To help YALLC better adapt to living with LLC, support from external stakeholders need to be more proactive and inclusive. Therefore, we propose an ‘ecological system’ style of support as essential for ‘buffering’ the extent and intensity of possible negative effects or suboptimal outcomes that may potentially plague or befall YALLC (figure 2). Such a system ideally comprises multitemporal, multisectoral and mutistakeholder interactions and interventions, driven by the aim of enabling YALLC to pursue developmentally appropriate goals.16
Figure 2Broadened life experience of young adults with life-limiting conditions (YALLC pursuing developmentally appropriate life goals and pathways with customised interventions
By embracing normality on YALLC’s terms, timelines and helping them find meaning through experiential appreciation, they can encounter enhanced self-worth, personal control and independence.17 Implementation of strong support systems adapted to their circumstances is, thus, imperative. For example, specialised career counselling or guidance by ‘job-skills integrators’ that acknowledge their developmental and aspirational needs can be organised. Interventions such as dedicated wellness programmes and customised service platforms, tailored to YALLC’s personal preferences—whether through in-person social interactions or online mediated means—can help foster relationship-building and conflict management skills, increase psychoemotional resilience, and encourage social participation and community engagement not limited to condition-specific and/or recreation-specific interest groups among YALLC.

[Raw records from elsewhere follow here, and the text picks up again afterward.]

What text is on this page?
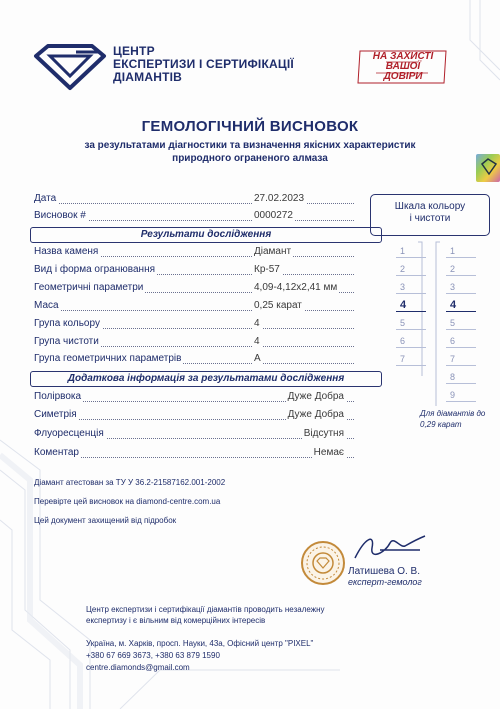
ЦЕНТР
ЕКСПЕРТИЗИ І СЕРТИФІКАЦІЇ
ДІАМАНТІВ
НА ЗАХИСТІ
ВАШОЇ
ДОВІРИ
ГЕМОЛОГІЧНИЙ ВИСНОВОК
за результатами діагностики та визначення якісних характеристик
природного ограненого алмаза
Дата	27.02.2023
Висновок #	0000272
Результати дослідження
Назва каменя	Діамант
Вид і форма огранювання	Кр-57
Геометричні параметри	4,09-4,12х2,41 мм
Маса	0,25 карат
Група кольору	4
Група чистоти	4
Група геометричних параметрів	А
Додаткова інформація за результатами дослідження
Полірвока	Дуже Добра
Симетрія	Дуже Добра
Флуоресценція	Відсутня
Коментар	Немає
Шкала кольору
і чистоти
Для діамантів до
0,29 карат
Діамант атестован за ТУ У 36.2-21587162.001-2002
Перевірте цей висновок на diamond-centre.com.ua
Цей документ захищений від підробок
Латишева О. В.
експерт-гемолог
Центр експертизи і сертифікації діамантів проводить незалежну
експертизу і є вільним від комерційних інтересів
Україна, м. Харків, просп. Науки, 43а, Офісний центр "PIXEL"
+380 67 669 3673, +380 63 879 1590
centre.diamonds@gmail.com
1
2
3
4
5
6
7
1
2
3
4
5
6
7
8
9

Given the myriad of challenges, creating supportive and safe spaces while providing ample opportunities for promoting YALLC’s independent living and learning, work and leisure within ‘compassionate communities’ become undeniably crucial.3 18 To augment ongoing efforts in effecting a whole-of-society mindset shift towards a more positive and inclusive society, such a system should comprise dedicated resources, competent and compassionate19 professionals and individuals at various ‘touchpoints’ across multiple levels, sectors and disciplines to engage and support YALLC and their families. Importantly, they need to be well-equipped to accommodate and align developmentally realistic pathways and measures of success with YALLC’s actual abilities and preferred priorities. To address YALLC’s psychosocial needs more effectively, there needs to be more sustainable interdisciplinary collaboration involving proactive partnerships across and within various health and psychosocial disciplines, including clinicians, therapists, social workers and spiritual counsellors. Furthermore, strategic long-term planning is necessary to ensure continuity of palliative and supportive care as YALLC age while their primary caregivers become less able or available to care for them.

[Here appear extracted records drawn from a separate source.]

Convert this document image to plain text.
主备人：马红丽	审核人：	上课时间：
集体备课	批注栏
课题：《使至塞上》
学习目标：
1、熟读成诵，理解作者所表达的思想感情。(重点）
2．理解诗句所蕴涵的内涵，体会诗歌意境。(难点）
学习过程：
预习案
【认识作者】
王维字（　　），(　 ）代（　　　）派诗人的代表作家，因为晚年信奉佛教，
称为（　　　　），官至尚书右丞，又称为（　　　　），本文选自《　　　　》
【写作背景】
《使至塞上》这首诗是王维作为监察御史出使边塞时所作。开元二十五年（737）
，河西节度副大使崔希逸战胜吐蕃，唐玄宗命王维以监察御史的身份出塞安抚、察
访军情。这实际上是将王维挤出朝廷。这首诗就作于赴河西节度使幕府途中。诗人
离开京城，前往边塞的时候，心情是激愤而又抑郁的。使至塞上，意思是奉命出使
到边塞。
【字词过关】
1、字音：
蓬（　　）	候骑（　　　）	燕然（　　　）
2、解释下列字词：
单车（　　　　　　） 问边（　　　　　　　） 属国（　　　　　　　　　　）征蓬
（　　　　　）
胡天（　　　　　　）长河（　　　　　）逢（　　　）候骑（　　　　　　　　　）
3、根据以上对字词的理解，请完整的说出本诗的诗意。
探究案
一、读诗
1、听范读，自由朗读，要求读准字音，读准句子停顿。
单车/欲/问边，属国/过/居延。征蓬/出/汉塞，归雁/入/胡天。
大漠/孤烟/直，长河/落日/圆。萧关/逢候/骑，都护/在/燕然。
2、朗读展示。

By virtue of their extraordinary circumstances, YALLC inadvertently fall between gaps of the system during illness and developmental transitions. Therefore, in addition to clinical and professional intervention, changes in societal attitudes and clinical culture in favour of more progressive perspectives on acceptance, authenticity, autonomy and what is considered ‘normal’—with focus on YALLC’s actual abilities, strengths, values and preferences—should yield more developmentally appropriate aspirational life goals. These can be supported by more ‘humane’ health and psychosocial service responses19 including more proactive and sustainable community involvement and initiatives that routinely engage (rather than exclude) YALLC and their caregivers.